- PanAust plan sees doubling of cost of Frieda River project
- Mining industry preparing for a forecast copper shortfall
China-owned PanAust Ltd. estimates it may take as long as two years to win approvals for its expanded $3.6 billion copper project in Papua New Guinea as bigger rivals forecast a deficit of the metal by the decade’s end.
A revised development plan for the Frieda River project by state-owned Guangdong Rising Assets Management Co.’s Australian unit more than doubled an earlier cost estimate following a better understanding of the earthworks required, PanAust General Manager of Corporate Development Joe Walsh said Thursday in a phone interview. The new study also raised forecasts for copper output about 40 percent to 175,000 metric tons a year.
“Commodity prices are, in our view, going through a cyclical low and we do envisage that in the fullness of time we will see prices recover,” Walsh said. “The focus over the next year or two, when we would envisage that we would be largely in an approvals process, is to look at opportunities to improve the fundamentals of the project, with a particular focus on capital and infrastructure.”
China is stepping up a hunt to secure more supplies of copper through acquisitions and mine projects to prepare for the forecast long-term demand growth. A copper deficit is likely to develop toward the end of the decade, BHP Billiton Ltd. said in February, as output is constrained at existing mines on lower grades.
Frieda River, acquired from Glencore Plc in 2013, may contain as much as 12 million tons of copper and 19 million ounces of gold, Brisbane-based PanAust said Thursday in a statement on its website. A further $2.3 billion is earmarked in the new plan for sustaining capital and development over the life of the mine, it said.
The mine will also deliver average annual production of 250,000 ounces of gold over the initial 17 years, PanAust said, compared with 200,000 ounces under a September 2014 proposal.
PanAust’s study didn’t include any forecast date for Frieda River to enter production. The project remains subject to permits, approvals and a final investment decision by Guangdong and partner Highlands Pacific Ltd., which has a 20 percent stake, PanAust said in its statement. Guangdong last year completed a takeover of PanAust with an offer that valued the producer at about A$1.2 billion ($870 million).
“It’s not really possible to put a clear timeframe on this,” Walsh said. “History would suggest that approvals processes for substantial projects in PNG tend to be quite drawn out.” The partners will seek a special mining lease from the Papua New Guinea government by June 30.

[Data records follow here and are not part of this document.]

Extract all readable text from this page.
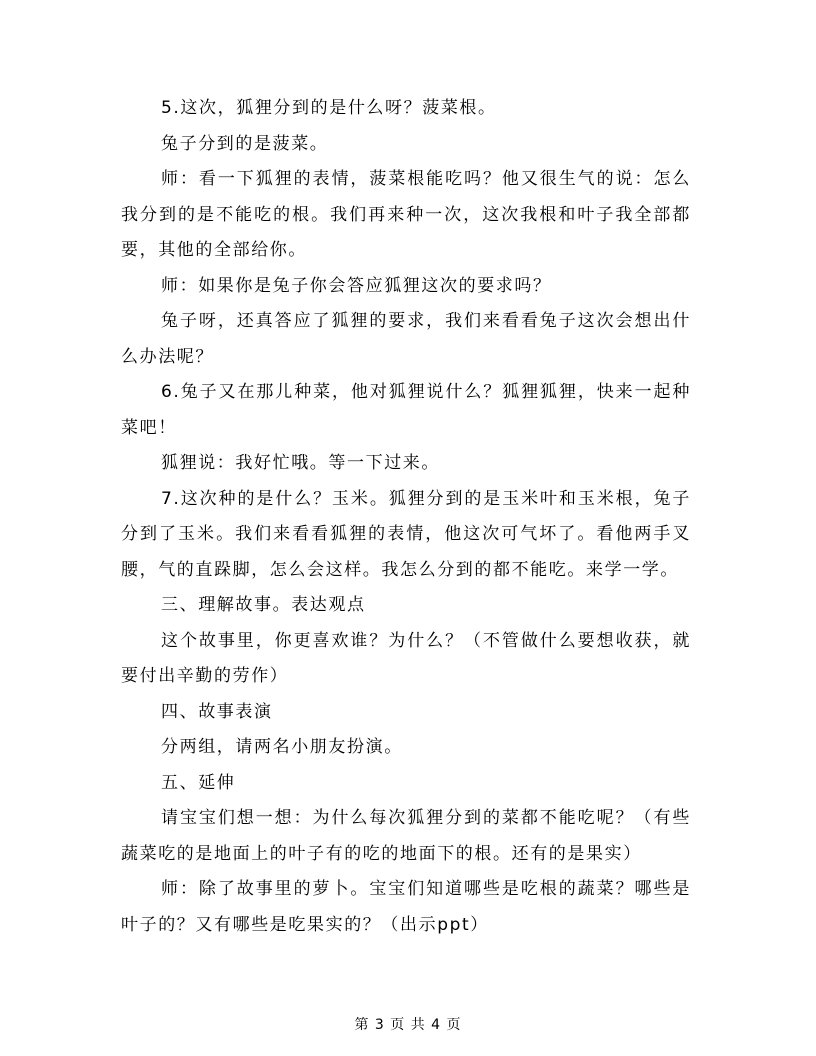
5.这次，狐狸分到的是什么呀？菠菜根。

兔子分到的是菠菜。

师：看一下狐狸的表情，菠菜根能吃吗？他又很生气的说：怎么我分到的是不能吃的根。我们再来种一次，这次我根和叶子我全部都要，其他的全部给你。

师：如果你是兔子你会答应狐狸这次的要求吗？

兔子呀，还真答应了狐狸的要求，我们来看看兔子这次会想出什么办法呢？

6.兔子又在那儿种菜，他对狐狸说什么？狐狸狐狸，快来一起种菜吧！

狐狸说：我好忙哦。等一下过来。

7.这次种的是什么？玉米。狐狸分到的是玉米叶和玉米根，兔子分到了玉米。我们来看看狐狸的表情，他这次可气坏了。看他两手叉腰，气的直跺脚，怎么会这样。我怎么分到的都不能吃。来学一学。

三、理解故事。表达观点

这个故事里，你更喜欢谁？为什么？（不管做什么要想收获，就要付出辛勤的劳作）

四、故事表演

分两组，请两名小朋友扮演。

五、延伸

请宝宝们想一想：为什么每次狐狸分到的菜都不能吃呢？（有些蔬菜吃的是地面上的叶子有的吃的地面下的根。还有的是果实）

师：除了故事里的萝卜。宝宝们知道哪些是吃根的蔬菜？哪些是叶子的？又有哪些是吃果实的？（出示ppt）

第 3 页 共 4 页
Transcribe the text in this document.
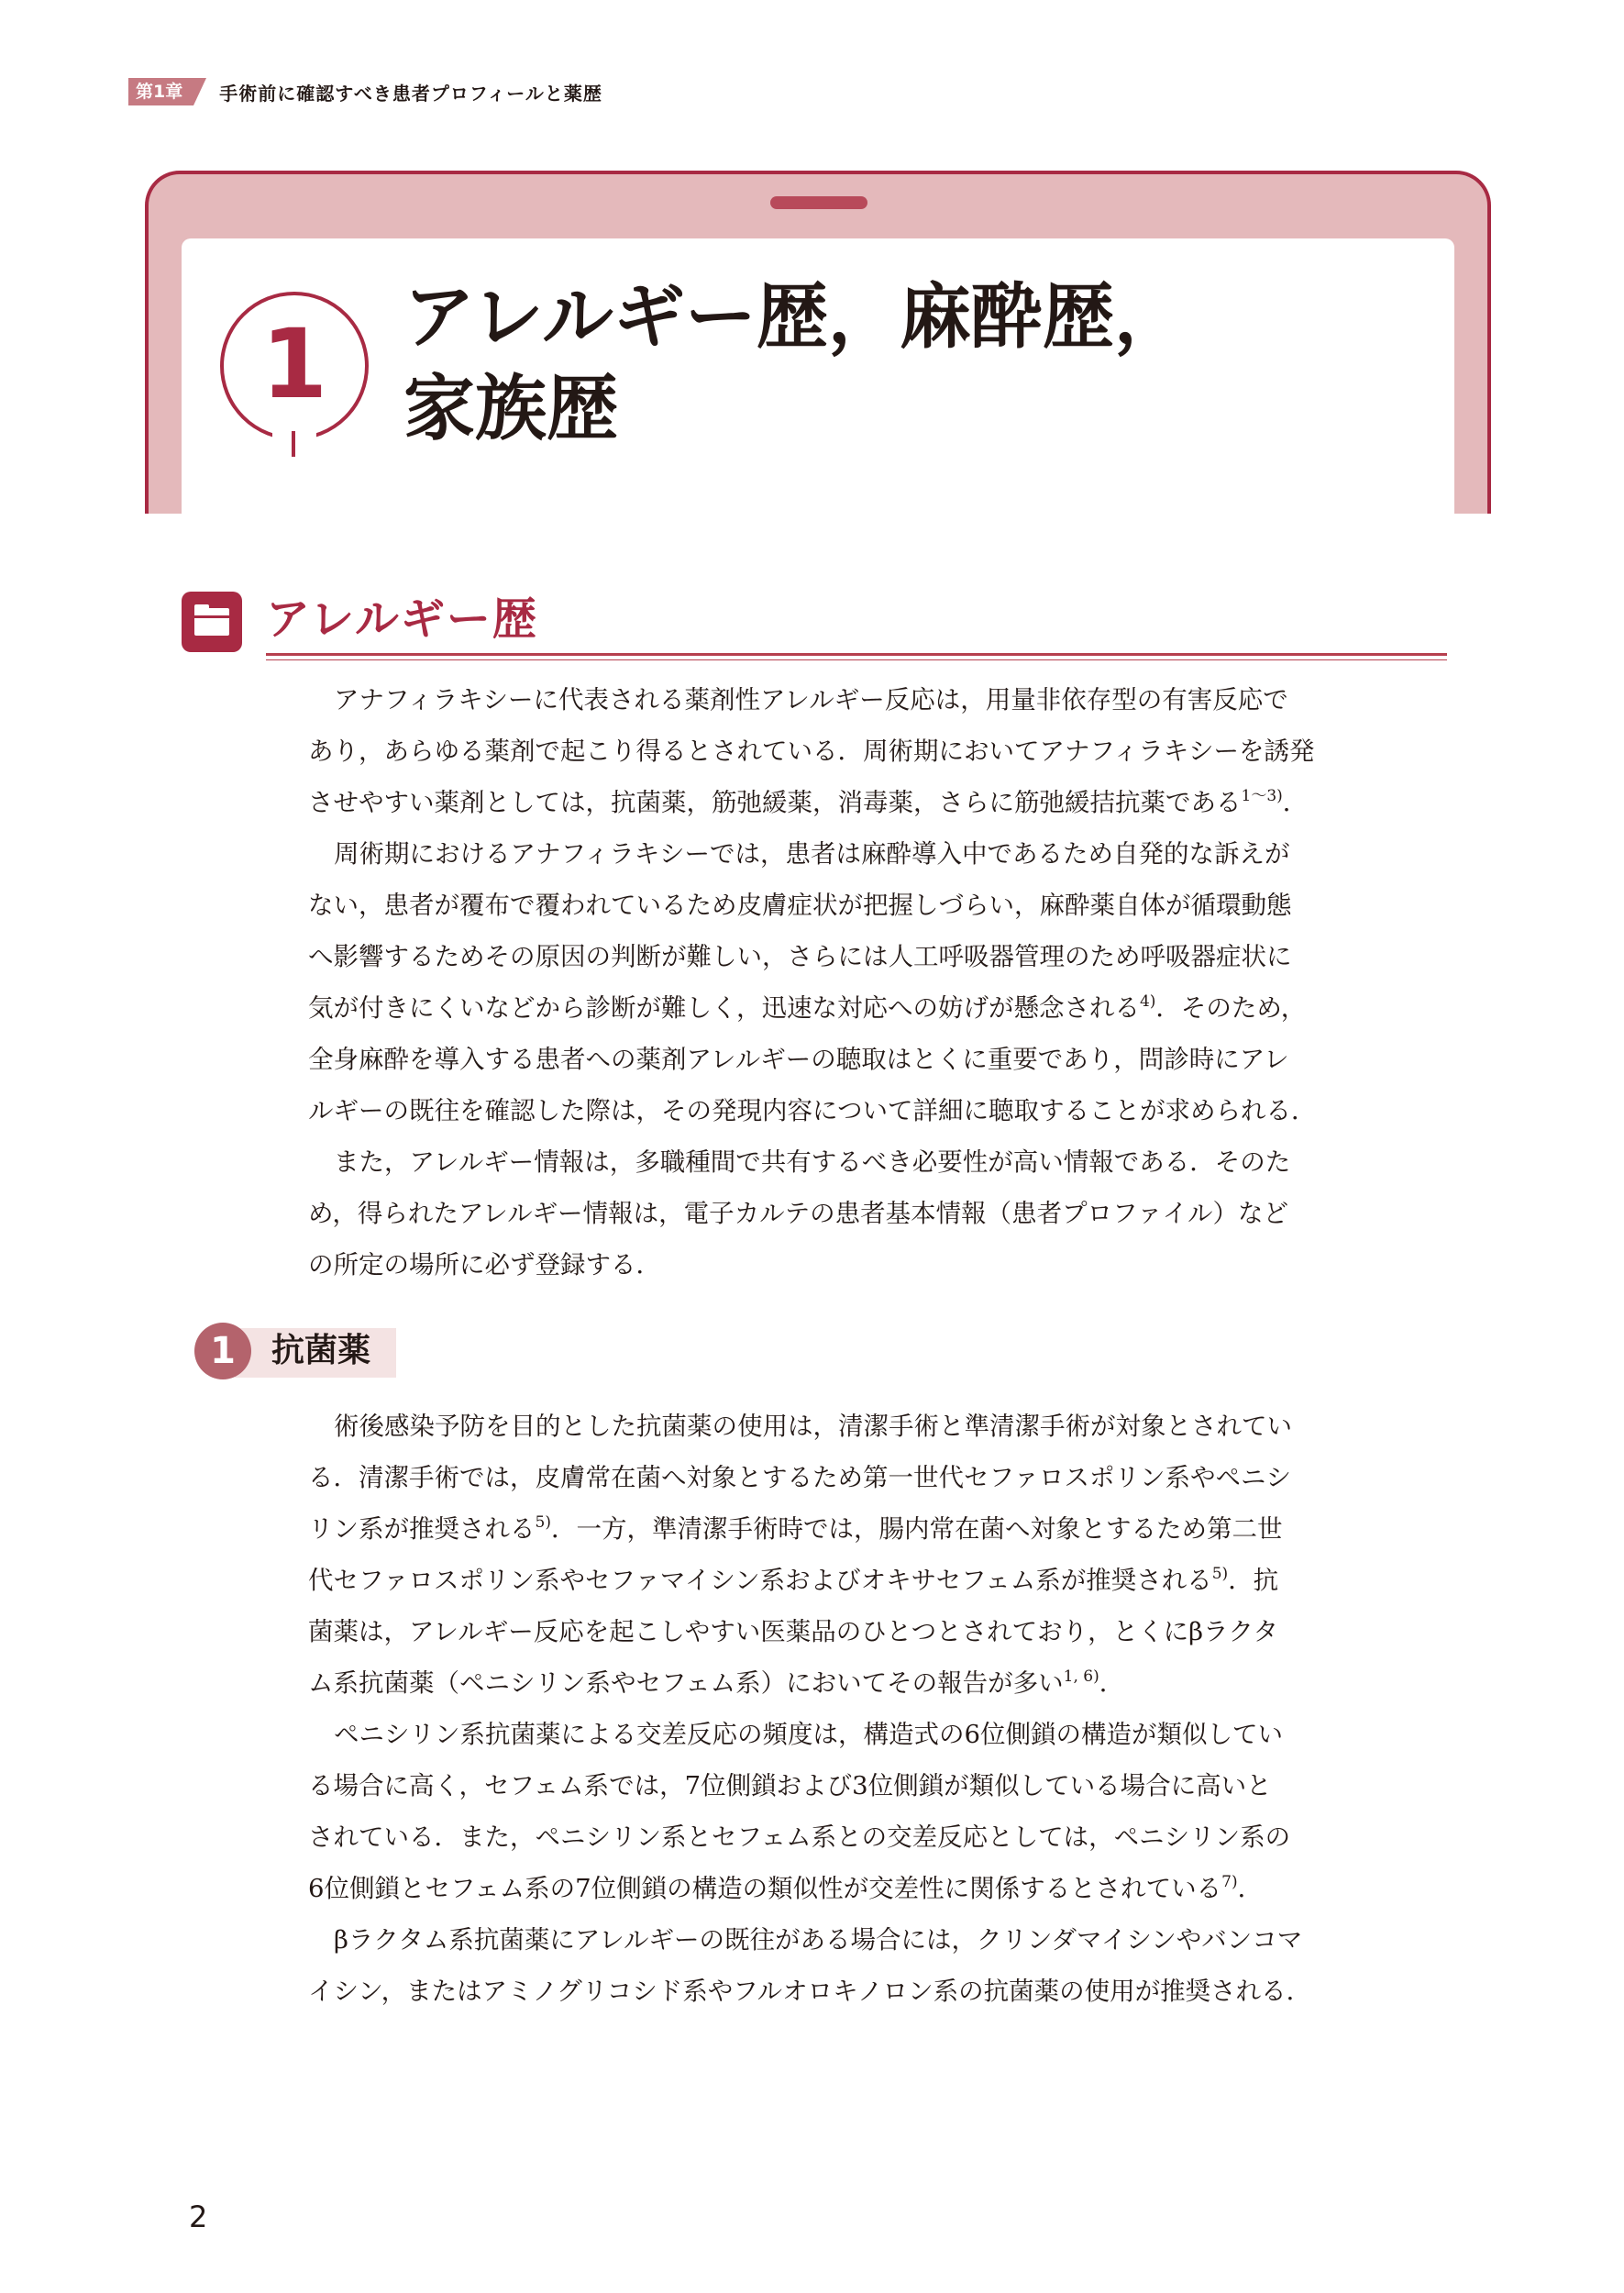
第1章	手術前に確認すべき患者プロフィールと薬歴
1	アレルギー歴，麻酔歴，
家族歴
アレルギー歴
アナフィラキシーに代表される薬剤性アレルギー反応は，用量非依存型の有害反応で
あり，あらゆる薬剤で起こり得るとされている．周術期においてアナフィラキシーを誘発
させやすい薬剤としては，抗菌薬，筋弛緩薬，消毒薬，さらに筋弛緩拮抗薬である$^{1\sim 3)}$．
周術期におけるアナフィラキシーでは，患者は麻酔導入中であるため自発的な訴えが
ない，患者が覆布で覆われているため皮膚症状が把握しづらい，麻酔薬自体が循環動態
へ影響するためその原因の判断が難しい，さらには人工呼吸器管理のため呼吸器症状に
気が付きにくいなどから診断が難しく，迅速な対応への妨げが懸念される$^{4)}$．そのため，
全身麻酔を導入する患者への薬剤アレルギーの聴取はとくに重要であり，問診時にアレ
ルギーの既往を確認した際は，その発現内容について詳細に聴取することが求められる．
また，アレルギー情報は，多職種間で共有するべき必要性が高い情報である．そのた
め，得られたアレルギー情報は，電子カルテの患者基本情報（患者プロファイル）など
の所定の場所に必ず登録する．
1	抗菌薬
術後感染予防を目的とした抗菌薬の使用は，清潔手術と準清潔手術が対象とされてい
る．清潔手術では，皮膚常在菌へ対象とするため第一世代セファロスポリン系やペニシ
リン系が推奨される$^{5)}$．一方，準清潔手術時では，腸内常在菌へ対象とするため第二世
代セファロスポリン系やセファマイシン系およびオキサセフェム系が推奨される$^{5)}$．抗
菌薬は，アレルギー反応を起こしやすい医薬品のひとつとされており，とくにβラクタ
ム系抗菌薬（ペニシリン系やセフェム系）においてその報告が多い$^{1, 6)}$．
ペニシリン系抗菌薬による交差反応の頻度は，構造式の6位側鎖の構造が類似してい
る場合に高く，セフェム系では，7位側鎖および3位側鎖が類似している場合に高いと
されている．また，ペニシリン系とセフェム系との交差反応としては，ペニシリン系の
6位側鎖とセフェム系の7位側鎖の構造の類似性が交差性に関係するとされている$^{7)}$．
βラクタム系抗菌薬にアレルギーの既往がある場合には，クリンダマイシンやバンコマ
イシン，またはアミノグリコシド系やフルオロキノロン系の抗菌薬の使用が推奨される．
2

Earlier this month, China Molybdenum Co. agreed to pay $2.65 billion for Freeport-McMoRan Inc.’s Tenke copper and cobalt mine in the Democratic Republic of Congo, adding metals to feed China’s new growth phase. Rio Tinto Group this month approved a $5.3 billion expansion to more than double output at Mongolia’s Oyu Tolgoi copper mine, situated 80 kilometers (50 miles) north of the Chinese border, aimed at meeting demand from the top consumer.